The WatSub team is focused on making the fastest human-powered submarine ever created, though their main priority is exploring new designs, technologies, and fabrication techniques that expose team members to unconventional experiences they would not get anywhere else. There is also a big social aspect to the team, with all members enjoying SCUBA diving and the rush that comes from meeting tight deadlines, Espinoza said.
"There are a lot of unconventional things we do and all of it is done in-house, which I believe separates us from many other student teams at UW," he explained. "We drive a human-powered submarine in the school's pool, we sand-cast aluminium parts, thermoform parts, develop composite monocoques (a vehicle structure in which the chassis is integral with the body) on an annual basis, urethane cast parts, and basically any other process that our members can think of."
In developing Amy, the group used Maple to create a number-calculation platform, which supported optimization of structural components, calculation of acceleration and deceleration, and the determination of how much resin the team needed to use in the infusion of their monocoque. One of WatSub's specific objectives with Maple was to analyze the undefined variables of the gearbox structure to understand their tradeoffs and generate data to sustain the final design intent. Held together by two truss members, the gearbox must support a static load with minimal deflection. Maple was also used to optimize the propeller components of the submarine, including pitch, sectional area, revolutions per minute (RPM), and blade diameter.

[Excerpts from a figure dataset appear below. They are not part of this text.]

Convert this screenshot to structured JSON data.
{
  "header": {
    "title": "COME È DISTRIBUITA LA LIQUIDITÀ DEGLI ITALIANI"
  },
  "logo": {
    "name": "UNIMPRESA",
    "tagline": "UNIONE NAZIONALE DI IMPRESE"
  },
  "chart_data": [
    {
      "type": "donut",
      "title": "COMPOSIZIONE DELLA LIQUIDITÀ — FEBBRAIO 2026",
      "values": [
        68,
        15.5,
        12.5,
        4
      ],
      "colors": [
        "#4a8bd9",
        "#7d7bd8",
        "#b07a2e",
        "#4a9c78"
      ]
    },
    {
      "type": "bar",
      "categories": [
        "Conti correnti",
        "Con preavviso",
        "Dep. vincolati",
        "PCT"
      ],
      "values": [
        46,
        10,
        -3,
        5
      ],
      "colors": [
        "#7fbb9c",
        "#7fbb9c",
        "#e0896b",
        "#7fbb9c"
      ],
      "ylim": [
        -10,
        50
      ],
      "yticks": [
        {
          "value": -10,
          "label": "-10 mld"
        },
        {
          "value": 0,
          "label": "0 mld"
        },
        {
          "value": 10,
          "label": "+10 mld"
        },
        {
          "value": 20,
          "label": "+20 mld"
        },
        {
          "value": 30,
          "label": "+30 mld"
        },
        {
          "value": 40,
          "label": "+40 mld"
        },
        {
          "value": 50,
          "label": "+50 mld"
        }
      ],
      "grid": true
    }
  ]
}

The team then used MapleSim to optimize the submarine's transmission, using similar parameters to a recent study conducting simulations for hydro-electric vehicle powertrain models.
"One of the reasons we prefer to work with Maple and MapleSim over the other platforms commercially available is the support we receive from the Maplesoft team," Espinoza said. "Even with a team of students, we are able to access Maplesoft's resources to get the most out of their products and maximize on our hard work. The fact they are a local company speaks to the highly talented community we are part of."
Since their first race in July 2016, the WatSub team has participated in other competitions and is constantly working on improving their designs. The team has grown to include more than 130 members and has developed Bolt, their second submarine, for the 2017 competitions.
The next step for the team is to create a Numerical-Simulations sub-team to study the vehicle dynamics of the submarine thoroughly, allowing the team to develop the vehicle to its maximum capabilities.
"Our vehicle dynamic simulations are very basic at the moment -- top speed, acceleration, braking distance -- so there is a lot of room for improvement," Espinoza said. "We may not be able to improve our simulations overnight, but I foresee this being a huge opportunity to maximize on the use of Maple and MapleSim in the near future."